Cette proposition avait fait son chemin jusqu'à l'assemblée plénière dans une cascade d'événements rocambolesques. À la surprise générale, elle avait été adoptée à l'unanimité lors d'un atelier sur la langue samedi. Pauline Marois s'attendait plutôt à ce qu'elle soit battue. Mais le député Pierre Curzi, responsable du dossier linguistique, était alors à l'extérieur de la salle pour commenter sa victoire sur la loi 101 au cégep survenue quelques minutes auparavant. Il n'avait pu exercer d'influence sur le vote.
Militant dans Beauharnois, l'ex-chef syndical Marc Laviolette, du SPQ Libre, disait à La Presse samedi que l'état-major du parti avait laissé passer la proposition en atelier pour ne pas froisser des militants au moment où se déroulait le vote de confiance.
En plus de Pierre Curzi, un autre député, Yves-François Blanchet, était présent à l'atelier. Et il avait voté en faveur. Vingt-quatre heures plus tard, à l'assemblée plénière, il s'était présenté au micro «contre», disant avoir changé d'avis après «réflexion».
Les députés ne veulent pas de «guerre linguistique»
Plusieurs députés étaient alors derrière lui, afin de signifier à l'assemblée la position du caucus. Mais une courte majorité avait malgré tout voté pour la proposition.
Les députés Pierre Curzi et Louise Beaudoin s'étaient empressés de convoquer les journalistes pour dire que la mesure ne figurerait pas dans une plateforme électorale.
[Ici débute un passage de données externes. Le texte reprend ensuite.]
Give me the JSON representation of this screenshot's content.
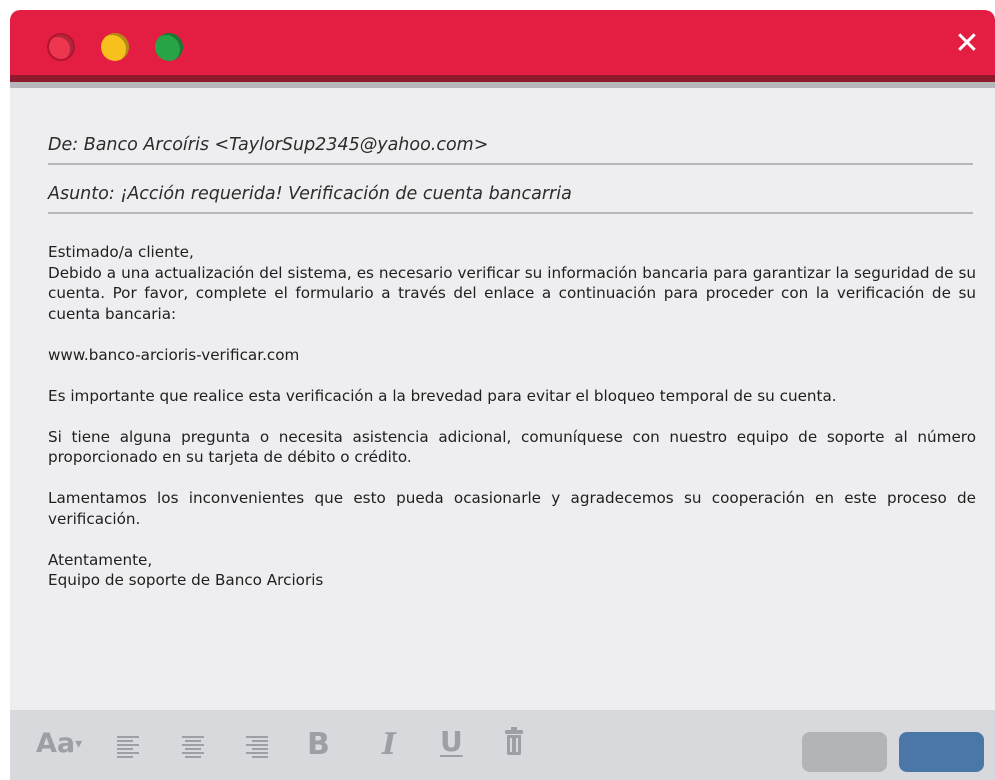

Pas question de «s'ouvrir les veines là-dessus». «Personne n'a vraiment envie qu'on refasse une guerre linguistique sur ça. On ne veut pas rouvrir un débat sanglant», a lancé Pierre Curzi. Quelques heures plus tard, l'intervention de la chef permettrait d'envoyer la proposition à la poubelle.
«Je fais mon mea culpa», a dit M. Curzi à la fin du congrès, reconnaissant que la proposition émanait de sa propre région et qu'il aurait dû être plus vigilant. «Je n'étais pas là au vote. Je regrette. On n'aurait pas été obligé de faire cette procédure-là.»
Pierre Dubuc a accepté la défaite. «Ça s'est fait dans les règles», a-t-il affirmé. Dominique Beaulieu s'est dit «déçu que le Parti québécois revire sa chemise de bord».
En conférence de presse, Pauline Marois a minimisé la controverse. «C'est probablement parce que vous n'avez pas assisté aux autres congrès du Parti québécois pour penser qu'il y a eu un psychodrame dans celui-ci», a-t-elle répondu à un journaliste.
Elle a précisé que l'application de la loi 101 aux cégeps, dans les écoles de formation professionnelle et d'éducation aux adultes figurera dans la prochaine plateforme électorale. Peu de militants s'y sont opposés. «C'est un bazooka», avait tonné Mathieu Bélanger, professeur de cégep, lors d'un atelier samedi. Cette mesure risque selon lui de nuire au PQ lors des prochaines élections.
Pour Pauline Marois, ce congrès est «historique». Les troupes sont unies, et le programme adopté est «audacieux».
Raymond Archambault a été élu à la présidence du PQ. Il a battu l'ancien député de Mercier, Daniel Turp.